Here we have focused on testing a relatively small number of correlated quantitative traits, which have enabled us to develop accurate and powerful association tests without any asymptotic approximations as adopted in the more general though conservative GEE approach, which can be applied to any mix of quantitative and discrete traits. It will be interesting to extend the proposed methods to the phenome-wide association studies (PheWAS) with a large collection of phenotypes [43–45] and develop more powerful joint association test of quantitative and discrete traits.

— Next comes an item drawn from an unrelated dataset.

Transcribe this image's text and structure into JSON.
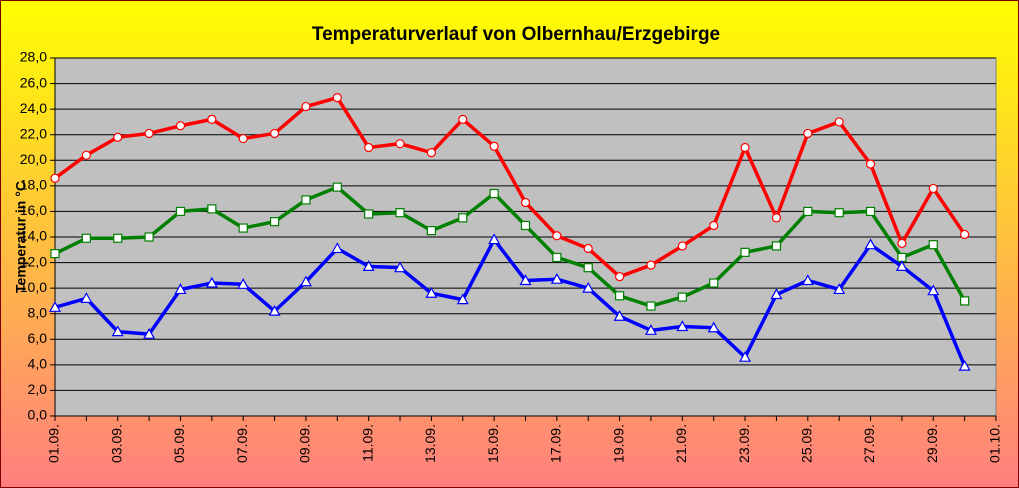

In the previous discussions, we have assumed the same set of covariates across all traits. With differing covariates, we provide technical details regarding model estimation and extensive simulation studies to confirm that the proposed methods accurately control type I errors and perform favorably compared to existing methods (see the supplementary materials for complete results). In summary, we recommend the proposed multivariate linear regression-based test as a complementary approach to enhancing the power of analyzing multiple quantitative traits in unrelated individuals. Our numerical studies have suggested that the omnibus Wald test generally has robust and good performance. The 1-DF Wald tests can perform well due to reduced DFs, but they could be sensitive to the underlying assumptions. It will be worthwhile to develop adaptive and powerful tests. We have implemented the proposed methods in an R package available at http://www.github.com/baolinwu/MTAR. We provide some sample R codes to install and use the package in the supplementary materials. The developed algorithms are very efficient and extremely scalable to genome-wide association test.

Conflicts of Interest

The authors declare that there are no conflicts of interest regarding the publication of this paper.

Supplementary Materials

Supplementary Materials

In the supplementary materials, we provide more details for (1) model estimation and inference with numerical results when we have different covariates for each trait, (2) 1-DF Wald test assuming similar effects across all traits, (3) relation of proposed methods to CCA (e.g., as implemented in the PLINK), (4) the list of all identified SNPs with detailed analysis results for the ARIC GWAS of glycemic traits, (5) sample codes to install and use the developed R package, and (6) simulation results illustrating the robustness of proposed tests to deviation from normality and impact of directions of marginal effects and trait correlations on the multitrait association test power.